Na Poznań nie spadają bomby, ale na ulicach i tak nie jest bezpiecznie, szczególnie kiedy przemieszczasz się na różowym rowerze, tramwajem w hidżabie czy rozmawiasz w innym języku niż polski. Wieczorami z poznańskiego mrówkowca swój komunikat nadaje Ania Adamowicz. Jest on o tym, że nadziei już nie ma, bo koniec świata bliski, a kapitał daleki, szczególnie odległy od sektora kultury i edukacji, w którym zatrudnienia szukają, choć rzadko znajdują, absolwentki uczelni artystycznych i kierunków humanistycznych. Na pogorzelisku aktywistycznych wypaleń tli się jednak cień uśmiechu, który wstrząsa światem.
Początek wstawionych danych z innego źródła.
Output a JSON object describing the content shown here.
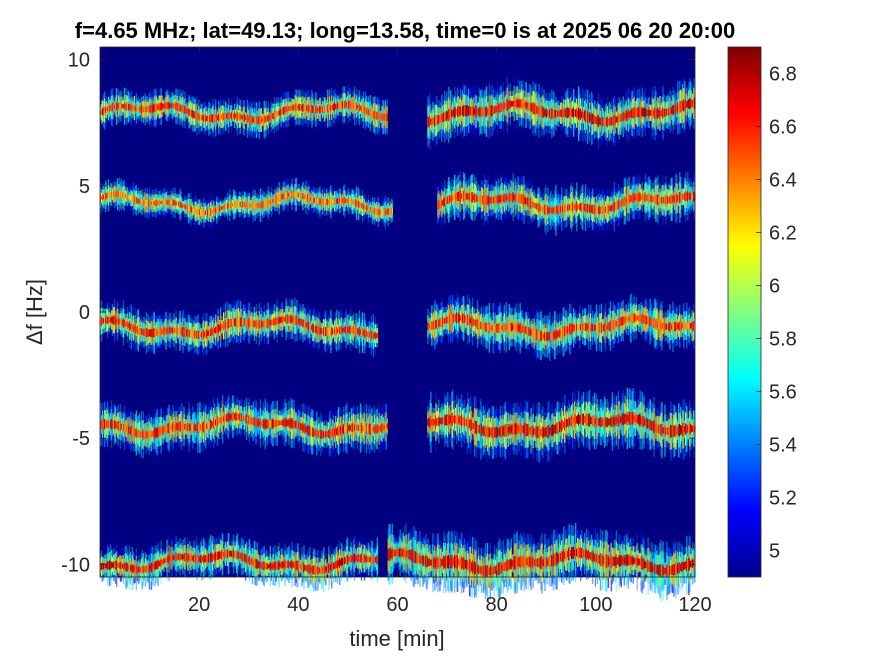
{
  "chart_data": {
    "type": "heatmap",
    "title": "f=4.65 MHz;  lat=49.13; long=13.58, time=0 is at 2025 06 20 20:00",
    "xlabel": "time [min]",
    "ylabel": "Δf [Hz]",
    "xlim": [
      0,
      120
    ],
    "ylim": [
      -10.5,
      10.5
    ],
    "x_ticks": [
      20,
      40,
      60,
      80,
      100,
      120
    ],
    "x_tick_labels": [
      "20",
      "40",
      "60",
      "80",
      "100",
      "120"
    ],
    "y_ticks": [
      10,
      5,
      0,
      -5,
      -10
    ],
    "y_tick_labels": [
      "10",
      "5",
      "0",
      "-5",
      "-10"
    ],
    "colorbar": {
      "range": [
        4.9,
        6.9
      ],
      "ticks": [
        6.8,
        6.6,
        6.4,
        6.2,
        6,
        5.8,
        5.6,
        5.4,
        5.2,
        5
      ],
      "tick_labels": [
        "6.8",
        "6.6",
        "6.4",
        "6.2",
        "6",
        "5.8",
        "5.6",
        "5.4",
        "5.2",
        "5"
      ],
      "colormap": "jet"
    },
    "background_value": 4.9,
    "bands": [
      {
        "center_df": 7.9,
        "segments": [
          [
            0,
            58,
            0.35,
            6.8
          ],
          [
            66,
            120,
            0.5,
            6.9
          ]
        ]
      },
      {
        "center_df": 4.3,
        "segments": [
          [
            0,
            59,
            0.3,
            6.7
          ],
          [
            68,
            120,
            0.45,
            6.8
          ]
        ]
      },
      {
        "center_df": -0.6,
        "segments": [
          [
            0,
            56,
            0.4,
            6.8
          ],
          [
            66,
            120,
            0.45,
            6.8
          ]
        ]
      },
      {
        "center_df": -4.5,
        "segments": [
          [
            0,
            58,
            0.45,
            6.8
          ],
          [
            66,
            120,
            0.55,
            6.9
          ]
        ]
      },
      {
        "center_df": -9.9,
        "segments": [
          [
            0,
            56,
            0.4,
            6.9
          ],
          [
            58,
            120,
            0.55,
            6.9
          ]
        ]
      }
    ]
  },
  "colors": {
    "axes_background": "#00008f",
    "frame": "#262626"
  }
}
13 listopada 2015 roku Paryżem wstrząsa terror. Studentka sztuki Vanessa Gravenor zostaje postrzelona pociskiem z kałasznikowa. Broń, przemycona przez Bałkany do Wiednia, trafia prosto w ręce religijnych fanatyków strzelających gdzie popadnie w ciepłą, weekendową noc, z piątku na sobotę.
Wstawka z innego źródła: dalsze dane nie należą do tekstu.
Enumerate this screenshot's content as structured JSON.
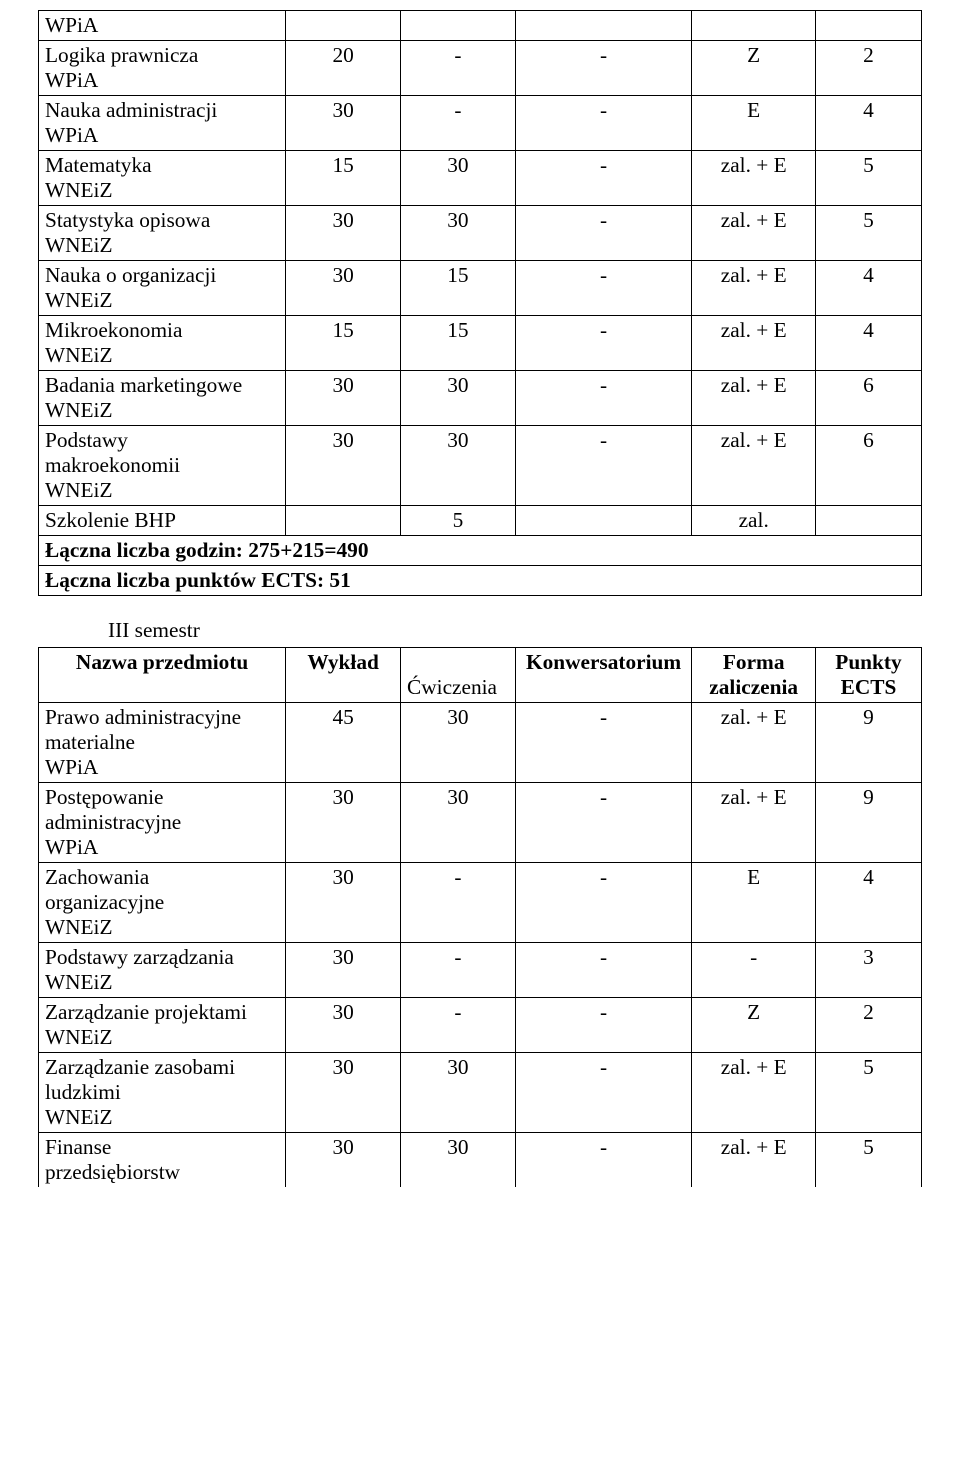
{
  "table1": {
    "rows": [
      {
        "name": "WPiA",
        "c1": "",
        "c2": "",
        "c3": "",
        "c4": "",
        "c5": ""
      },
      {
        "name": "Logika prawnicza\nWPiA",
        "c1": "20",
        "c2": "-",
        "c3": "-",
        "c4": "Z",
        "c5": "2"
      },
      {
        "name": "Nauka administracji\nWPiA",
        "c1": "30",
        "c2": "-",
        "c3": "-",
        "c4": "E",
        "c5": "4"
      },
      {
        "name": "Matematyka\nWNEiZ",
        "c1": "15",
        "c2": "30",
        "c3": "-",
        "c4": "zal. + E",
        "c5": "5"
      },
      {
        "name": "Statystyka opisowa\nWNEiZ",
        "c1": "30",
        "c2": "30",
        "c3": "-",
        "c4": "zal. + E",
        "c5": "5"
      },
      {
        "name": "Nauka o organizacji\nWNEiZ",
        "c1": "30",
        "c2": "15",
        "c3": "-",
        "c4": "zal. + E",
        "c5": "4"
      },
      {
        "name": "Mikroekonomia\nWNEiZ",
        "c1": "15",
        "c2": "15",
        "c3": "-",
        "c4": "zal. + E",
        "c5": "4"
      },
      {
        "name": "Badania marketingowe\nWNEiZ",
        "c1": "30",
        "c2": "30",
        "c3": "-",
        "c4": "zal. + E",
        "c5": "6"
      },
      {
        "name": "Podstawy\nmakroekonomii\nWNEiZ",
        "c1": "30",
        "c2": "30",
        "c3": "-",
        "c4": "zal. + E",
        "c5": "6"
      },
      {
        "name": "Szkolenie BHP",
        "c1": "",
        "c2": "5",
        "c3": "",
        "c4": "zal.",
        "c5": ""
      }
    ],
    "summary_hours": "Łączna liczba godzin: 275+215=490",
    "summary_ects": "Łączna liczba punktów ECTS: 51"
  },
  "semester_label": "III semestr",
  "table2": {
    "header": {
      "col_name": "Nazwa przedmiotu",
      "col_wyklad": "Wykład",
      "col_cwiczenia": "Ćwiczenia",
      "col_konw": "Konwersatorium",
      "col_forma": "Forma\nzaliczenia",
      "col_ects": "Punkty\nECTS"
    },
    "rows": [
      {
        "name": "Prawo administracyjne\nmaterialne\nWPiA",
        "c1": "45",
        "c2": "30",
        "c3": "-",
        "c4": "zal. + E",
        "c5": "9"
      },
      {
        "name": "Postępowanie\nadministracyjne\nWPiA",
        "c1": "30",
        "c2": "30",
        "c3": "-",
        "c4": "zal. + E",
        "c5": "9"
      },
      {
        "name": "Zachowania\norganizacyjne\nWNEiZ",
        "c1": "30",
        "c2": "-",
        "c3": "-",
        "c4": "E",
        "c5": "4"
      },
      {
        "name": "Podstawy zarządzania\nWNEiZ",
        "c1": "30",
        "c2": "-",
        "c3": "-",
        "c4": "-",
        "c5": "3"
      },
      {
        "name": "Zarządzanie projektami\nWNEiZ",
        "c1": "30",
        "c2": "-",
        "c3": "-",
        "c4": "Z",
        "c5": "2"
      },
      {
        "name": "Zarządzanie zasobami\nludzkimi\nWNEiZ",
        "c1": "30",
        "c2": "30",
        "c3": "-",
        "c4": "zal. + E",
        "c5": "5"
      },
      {
        "name": "Finanse\nprzedsiębiorstw",
        "c1": "30",
        "c2": "30",
        "c3": "-",
        "c4": "zal. + E",
        "c5": "5"
      }
    ]
  }
}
Równolegle do tych wydarzeń, za murami szczecińskiej Akademii Sztuki artystka Olga Lewicka tworzy alternatywę dla opresyjnego systemu bazującego na figurze autorytetu. Cytuje przy tym Friedricha Nietzschego: A: „Jak to? Nie chcesz żadnych naśladowców?” B: „Nie chcę, by mnie w czymś naśladowano; chcę, by każdy chadzał własną drogą, tak samo, jak ja to czynię”. A: „Więc?”.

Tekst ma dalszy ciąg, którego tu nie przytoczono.